UPDATE Oct. 30, 8 a.m. EDT: GM beat EPS by 3 cents and missed earnings by $500 million. Fundamentals show improvement in income from last year. The market rallied on Wednesday morning, pushing up GM's stock.
Original story begins here:
General Motors Co. (NYSE:GM) is expected to report a 5 percent jump in third-quarter revenue and 3.4 percent stronger net profit thanks to strong domestic and Chinese demand that should counter European losses and costs from the rollout of a major vehicle platform.
“Rising prosperity in emerging markets, led by China, should drive global demand growth,” Efraim Levy, autos analyst for Standard & Poor’s, said in a research note ahead of Wednesday morning’s third-quarter earnings report for the world’s second-largest automaker. “While U.S. demand will likely remain low by historical standards, we think higher total volume in the U.S. and abroad versus 2012 will help corporate profits and cash flows.”
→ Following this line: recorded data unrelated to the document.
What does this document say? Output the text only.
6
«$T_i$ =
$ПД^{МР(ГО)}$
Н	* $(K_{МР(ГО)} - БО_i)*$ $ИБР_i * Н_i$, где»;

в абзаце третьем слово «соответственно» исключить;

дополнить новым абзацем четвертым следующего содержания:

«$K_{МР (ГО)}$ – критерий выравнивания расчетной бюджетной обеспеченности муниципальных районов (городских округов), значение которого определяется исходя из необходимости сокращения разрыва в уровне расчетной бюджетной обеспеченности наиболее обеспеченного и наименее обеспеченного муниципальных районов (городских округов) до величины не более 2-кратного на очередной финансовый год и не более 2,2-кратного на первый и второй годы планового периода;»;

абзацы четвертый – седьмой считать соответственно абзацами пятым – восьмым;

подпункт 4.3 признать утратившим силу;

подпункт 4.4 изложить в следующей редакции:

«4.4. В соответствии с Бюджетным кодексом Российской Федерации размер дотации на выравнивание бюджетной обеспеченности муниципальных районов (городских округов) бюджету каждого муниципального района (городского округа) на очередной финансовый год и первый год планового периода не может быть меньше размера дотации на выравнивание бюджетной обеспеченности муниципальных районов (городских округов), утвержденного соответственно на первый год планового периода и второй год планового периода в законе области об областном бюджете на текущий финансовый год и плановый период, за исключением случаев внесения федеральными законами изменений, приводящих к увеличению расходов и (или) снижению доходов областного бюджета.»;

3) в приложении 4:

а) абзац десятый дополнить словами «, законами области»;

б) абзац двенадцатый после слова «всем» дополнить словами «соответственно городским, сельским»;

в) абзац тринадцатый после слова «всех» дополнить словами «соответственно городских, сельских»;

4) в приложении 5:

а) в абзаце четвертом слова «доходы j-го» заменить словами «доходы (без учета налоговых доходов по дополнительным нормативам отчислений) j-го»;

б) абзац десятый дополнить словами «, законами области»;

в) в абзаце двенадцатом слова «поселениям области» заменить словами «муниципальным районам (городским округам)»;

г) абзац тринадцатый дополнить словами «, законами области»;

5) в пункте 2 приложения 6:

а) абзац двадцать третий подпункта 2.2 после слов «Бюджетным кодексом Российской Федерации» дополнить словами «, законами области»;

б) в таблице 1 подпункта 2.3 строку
Analysts polled by Thomson Reuters expect net income of $1.6 billion on $39.5 billion in the third quarter. Earnings per share will be flat year-over-year, at 93 cents, as warrants in the company related to its 2009 restructuring have been converted into common stock. In other words, GM profit has risen in the third quarter but the stock has also been diluted at the same time. On the bright side, GM is making more money per sale than it did last year, from 12.9 percent to an expected 15.4 percent in the third quarter.
U.S. auto sales are universally expected to top 15.5 million units this year for passenger cars and light trucks, the best rate since before the 2009 auto industry crisis. China deliveries should easily top 20 million. GM and Volkswagen AG (FRA:VOW3) have the highest exposure to Chinese market and should continue to benefit accordingly in the third quarter.
Meanwhile, back in North America, GM is involved in setting up K2XX, the vehicle architecture for its pickups and full-sized SUVs. It is in the 2014 Sierra and Silverado trucks and will show up in other new models in the first quarter of next year.
"From a preproduction startup perspective, relative specifically to the K2XX in Q3, we are going through the same launch process we went through with in Q2,” said Chuck Stevens, CFO of GM for the Americas, during a conference call in July. “So those costs will be present in Q3, and I would expect them to start to mitigate a little bit going into Q4.”
Also on the down side: fleet sales, or bulk purchases by corporations (mainly rental agencies) and governments, a key business for GM, have been down slightly in this quarter, as they have been for the year. Don Johnson, GM’s vice president of Chevrolet U.S. sales and service, said in a conference call Oct. 1 that fleet sales are down 3 percent through September and that the company is currently trying to get to flat for the year.
In part because of the slow feet sales, GM’s popular Cruze, the company’s best-selling sedan, was up to a 65-day supply entering October after sales plummeted 50 percent last month (the Chevy Equinox mid-sized crossover outsold the Cruze last month, which is unusual). A healthy average for a popular model is 60 days, so GM is a little top-heavy on its Cruzes. The company has said it hopes to claw back more fleet sales in the coming months, which would help bring down the oversupply -- at what cost to margins will have to wait until the next earnings report. Estimates say margins will fall in the fourth quarter anyway, which is typical as car companies and dealers push to clear lots during holiday car shopping.
GM saw sales rise in July and August, by 14 percent and 15 percent, respectively, while sales fell in September by 11 percent, in part because of an unusually low number of selling days last month and because Labor Day shopping weekend sales were booked in August.
Major personnel moves occurred in GM global operations in the third quarter, underscoring the importance of business outside of North America. Last year, about 68 percent of all GM sales took place outside of North America.
The most significant move was appointing Timothy Lee, 62, to head GM China Inc. Lee, who has headed GM operations in the Asia-Pacific region and Venezuela, as well as serving as vice president for labor relations and manufacturing in Europe, will oversee a dozen joint ventures and 55,000 employees GM has in China. GM also hired AB Volvo (STO:VOLV-A) CEO Stefan Jacoby to become executive vice president of consolidated international operations (he’ll oversee GM operations in more than 100 countries) and Michael Dunne, a Detroit native who founded a Hong Kong-based auto consultancy, to head GM’s Indonesia operations.
The company continues to feel the bite of an auto sales slump in Europe, where the company is operating at a loss. In September during the Frankfurt auto show, Opel Chairman Stephen Girsky expressed metered optimism that the worst is behind GM and that eventually pent-up European demand will allow the Opel subsidiary to report a profit by mid-decade. Opel displayed nearly two dozen new models and 13 new powertrains expected by 2016.
Entering the third quarter, GM had $34.8 billion in available liquidity and $26.8 billion current liabilities, excluding the $26 billion in unfunded pension obligations.